From the only author to have won both the Man Booker Prize and the Carnegie medal for children’s fiction, this meditation on gardens offers a mix of history, personal reflection, and readings of literature and art featuring this peculiar green space.
Well aware of the difference between patrician gardening in the grand style and the more plebeian approach of cottage gardening, Ms. Lively appreciates both. She glides through a review of history, from the Garden of Eden through ancient civilizations to the earth-moving landscape approach of Capability Brown and Humphry Repton ... For readers already well versed in garden history and writing, she might seem to cover a lot of familiar ground, but she does so in her own delightful voice. In the hands of a less skillful writer, this romp through so many subjects might seem haphazard, but because she is both so informed and idiosyncratic, Life in the Garden feels like a fascinating conversation with a valued friend. The author grows philosophical as she thinks about time and how gardens provide refuge, an escape from the press of daily existence.

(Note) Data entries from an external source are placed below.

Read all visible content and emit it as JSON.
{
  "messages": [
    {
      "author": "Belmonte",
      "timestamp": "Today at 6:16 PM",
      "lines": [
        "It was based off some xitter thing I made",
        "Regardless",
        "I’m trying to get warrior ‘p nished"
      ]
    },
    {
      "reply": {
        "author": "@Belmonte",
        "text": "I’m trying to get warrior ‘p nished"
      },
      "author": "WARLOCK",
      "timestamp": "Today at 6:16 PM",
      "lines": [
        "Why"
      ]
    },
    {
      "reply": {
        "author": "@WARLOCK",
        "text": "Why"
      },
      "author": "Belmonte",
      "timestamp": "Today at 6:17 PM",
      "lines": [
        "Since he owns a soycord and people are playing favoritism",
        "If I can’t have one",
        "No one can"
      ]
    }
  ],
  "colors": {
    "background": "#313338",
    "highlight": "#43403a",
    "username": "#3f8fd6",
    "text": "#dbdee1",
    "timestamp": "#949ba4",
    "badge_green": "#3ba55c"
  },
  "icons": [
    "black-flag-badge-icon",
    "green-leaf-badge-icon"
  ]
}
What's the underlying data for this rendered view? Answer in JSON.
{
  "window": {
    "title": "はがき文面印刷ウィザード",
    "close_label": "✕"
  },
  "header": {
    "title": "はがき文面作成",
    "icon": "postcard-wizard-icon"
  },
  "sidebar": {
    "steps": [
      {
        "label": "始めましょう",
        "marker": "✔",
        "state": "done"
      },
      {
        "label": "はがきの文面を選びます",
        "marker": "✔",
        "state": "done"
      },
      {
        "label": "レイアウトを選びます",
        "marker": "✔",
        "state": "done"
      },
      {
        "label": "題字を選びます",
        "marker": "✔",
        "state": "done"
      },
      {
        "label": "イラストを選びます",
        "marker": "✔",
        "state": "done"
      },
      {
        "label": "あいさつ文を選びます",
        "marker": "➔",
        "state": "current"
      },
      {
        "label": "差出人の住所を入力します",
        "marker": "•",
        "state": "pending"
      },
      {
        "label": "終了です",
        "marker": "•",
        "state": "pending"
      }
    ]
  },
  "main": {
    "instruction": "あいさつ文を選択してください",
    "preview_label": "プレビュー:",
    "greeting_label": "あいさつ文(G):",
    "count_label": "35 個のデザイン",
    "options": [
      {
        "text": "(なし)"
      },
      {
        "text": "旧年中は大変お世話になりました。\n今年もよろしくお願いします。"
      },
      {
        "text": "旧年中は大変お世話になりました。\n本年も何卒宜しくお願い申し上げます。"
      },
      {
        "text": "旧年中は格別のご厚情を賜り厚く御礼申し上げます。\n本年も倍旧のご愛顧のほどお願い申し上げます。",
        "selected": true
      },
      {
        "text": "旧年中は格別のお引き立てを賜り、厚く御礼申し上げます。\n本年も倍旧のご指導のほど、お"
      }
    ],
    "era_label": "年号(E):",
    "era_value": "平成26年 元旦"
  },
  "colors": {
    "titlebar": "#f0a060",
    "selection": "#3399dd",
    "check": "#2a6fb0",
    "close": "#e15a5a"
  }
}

Lively has been a voracious gardener her entire adult life, and it shows in her nearly encyclopedic knowledge of gardening. Yet this is not a traditional gardening book. You won’t find tips for slug removal, growing roses or mulching. And thank goodness for that, because Lively has so much more to say about the relevance of gardens ... Lively’s trademark British wit makes several delightfully acidic appearances, but Life in the Garden is also at times almost unbearably poignant, coming as late as it does in the life of the wonderfully prolific author.
It is a rambling and informative celebration of life, human and vegetable ... in this wise and perceptive book, she considers changes in gardening fashions and the way that gardens have been represented by artists...as well as novelists and writers ... She offers up her favorite plants and her pet hates with wry humor, and beats a drum for the importance of gardening for the body, soul and local community.